My current thoughts are thus:
printf("[%d] User command: answer call\n", (int)job);
This becomes
debug(dbgUSER_COMMAND_ANSWER_CALL, job);
dbgUSER_COMMAND_ANSWER_CALL being part of an enum of possible debug messages
and the remote side has something like
switch(messagetype)
{
case dbgUSER_COMMAND_ANSWER_CALL:
/* retrieve an integer from the data portion of the message and put it into a variable */
printf("[%d] User command: answer call\n", (int)avariable);
}
That's relatively straightforward and it would be fantastic if all my messages came in that same format. Where it gets tricky, though, is where some of my statements have to print strings which are not constant (the name of the device, for example).
printf("[%d] %02X:%02X:%02X:%02X:%02X:%02X (%s)\n", /* a bunch of parameters here */);
So, should I make it so that the contents of the debug message are 1) the message type, 2) length of the first parameter, 3) the parameter, 4) length of the next parameter, 5) the parameter, so on and so forth
Or have I overlooked something more obvious or easy?
Thanks
I'm assuming you use CAN because that's the connection you already have to your device. You haven't really provided enough information about your diagnostic needs, but I can give an example of what we do where I work.
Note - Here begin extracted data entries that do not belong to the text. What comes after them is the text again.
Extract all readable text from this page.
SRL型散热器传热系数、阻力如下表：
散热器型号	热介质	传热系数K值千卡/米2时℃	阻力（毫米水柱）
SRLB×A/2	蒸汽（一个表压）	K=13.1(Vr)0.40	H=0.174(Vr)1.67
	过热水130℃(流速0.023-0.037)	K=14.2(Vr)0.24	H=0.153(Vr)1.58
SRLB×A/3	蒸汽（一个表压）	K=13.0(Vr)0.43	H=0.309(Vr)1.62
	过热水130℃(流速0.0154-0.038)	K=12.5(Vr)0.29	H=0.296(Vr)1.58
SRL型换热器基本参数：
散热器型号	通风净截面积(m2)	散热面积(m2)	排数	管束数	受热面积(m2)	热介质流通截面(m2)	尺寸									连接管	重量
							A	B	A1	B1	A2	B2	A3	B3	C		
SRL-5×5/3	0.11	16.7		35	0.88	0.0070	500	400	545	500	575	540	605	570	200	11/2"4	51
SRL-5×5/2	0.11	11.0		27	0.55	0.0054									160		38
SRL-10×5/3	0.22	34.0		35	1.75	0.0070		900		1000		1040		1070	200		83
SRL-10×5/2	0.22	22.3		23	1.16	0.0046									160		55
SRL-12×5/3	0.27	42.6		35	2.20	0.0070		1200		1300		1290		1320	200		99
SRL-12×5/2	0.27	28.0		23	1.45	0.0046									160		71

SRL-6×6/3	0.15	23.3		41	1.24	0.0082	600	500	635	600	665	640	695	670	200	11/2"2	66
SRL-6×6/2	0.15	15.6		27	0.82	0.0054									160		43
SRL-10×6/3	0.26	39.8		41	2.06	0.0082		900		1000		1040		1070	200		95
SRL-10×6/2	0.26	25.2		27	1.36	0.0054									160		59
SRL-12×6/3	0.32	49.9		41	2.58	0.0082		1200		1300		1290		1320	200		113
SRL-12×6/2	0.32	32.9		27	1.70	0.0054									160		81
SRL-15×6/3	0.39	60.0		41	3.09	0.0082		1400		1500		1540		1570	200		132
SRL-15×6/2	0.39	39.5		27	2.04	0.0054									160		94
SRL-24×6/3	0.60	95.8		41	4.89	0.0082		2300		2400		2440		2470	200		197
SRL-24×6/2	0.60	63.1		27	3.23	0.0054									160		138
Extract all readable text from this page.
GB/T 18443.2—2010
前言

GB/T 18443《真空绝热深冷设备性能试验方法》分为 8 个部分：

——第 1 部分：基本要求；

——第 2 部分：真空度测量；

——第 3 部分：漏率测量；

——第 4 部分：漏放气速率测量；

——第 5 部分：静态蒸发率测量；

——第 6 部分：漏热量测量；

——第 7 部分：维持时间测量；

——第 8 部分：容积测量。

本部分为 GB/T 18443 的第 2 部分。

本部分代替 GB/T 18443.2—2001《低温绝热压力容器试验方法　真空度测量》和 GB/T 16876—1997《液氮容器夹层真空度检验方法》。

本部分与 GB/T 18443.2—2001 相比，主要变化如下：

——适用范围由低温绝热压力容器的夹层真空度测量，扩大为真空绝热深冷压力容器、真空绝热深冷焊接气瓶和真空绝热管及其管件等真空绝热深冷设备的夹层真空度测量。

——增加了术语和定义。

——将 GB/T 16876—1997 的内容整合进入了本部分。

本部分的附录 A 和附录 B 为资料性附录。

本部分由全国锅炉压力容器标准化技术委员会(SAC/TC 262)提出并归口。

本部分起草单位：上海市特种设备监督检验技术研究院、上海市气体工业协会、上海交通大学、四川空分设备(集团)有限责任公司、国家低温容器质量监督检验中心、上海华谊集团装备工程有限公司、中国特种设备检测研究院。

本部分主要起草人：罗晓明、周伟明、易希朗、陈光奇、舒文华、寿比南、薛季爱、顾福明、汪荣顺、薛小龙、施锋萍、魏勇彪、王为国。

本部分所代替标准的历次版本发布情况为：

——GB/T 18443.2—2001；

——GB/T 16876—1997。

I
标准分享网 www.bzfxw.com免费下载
We use a custom build tool to comb through our sources building up a string table. Our code uses something like:
log( LOGH(T0722T), //"Position"
LOG_DOT_HEX_VALUE(i),
LOG_TEXT(T0178T), //"Id"
LOG_DOT_VALUE(uniqueId % 10000),
0 );
This would record some data which could be decoded into:
<timestamp> H Position.00B Id.0235
We allow use of T0000T to have the tool lookup (or generate) a unique number for us. The tool builds up an enum using the TxxxxT numbers for the compiler, and a file containing the ordered list of strings. Every build generates a string table which matches the enum numbering. This system also ties into a database system used for generating internationalized strings, but that's not really relevant to your question.
Each element is a short (16 bits). We allow 12 bits for values and use the high 4 bits for type and flag info. Is the encoded data a string id; Is it a signal (High/Low) or just an event; Is it a value; Is it decimal, hexidecimal, base64url; concatenated (with the preceding item) or separate.
We record data in a large ring buffer for querying if needed. This allows the system to run without interference but the data can be extracted if a problem is noted. It is certainly possible to constantly send the data, and if that's desired I'd suggest limiting any one message to a single CAN payload (that's 8 bytes assuming you only use a single ID). The message I provided above would fit in one CAN message if properly encoded (assuming the receiving side created the timestamps).
We do have the ability to include arbitrary data (ASCII or Hexadecimal), but I never use it. It's usually a waste of precious space in the logs. Logging is always a balance in embedded environments.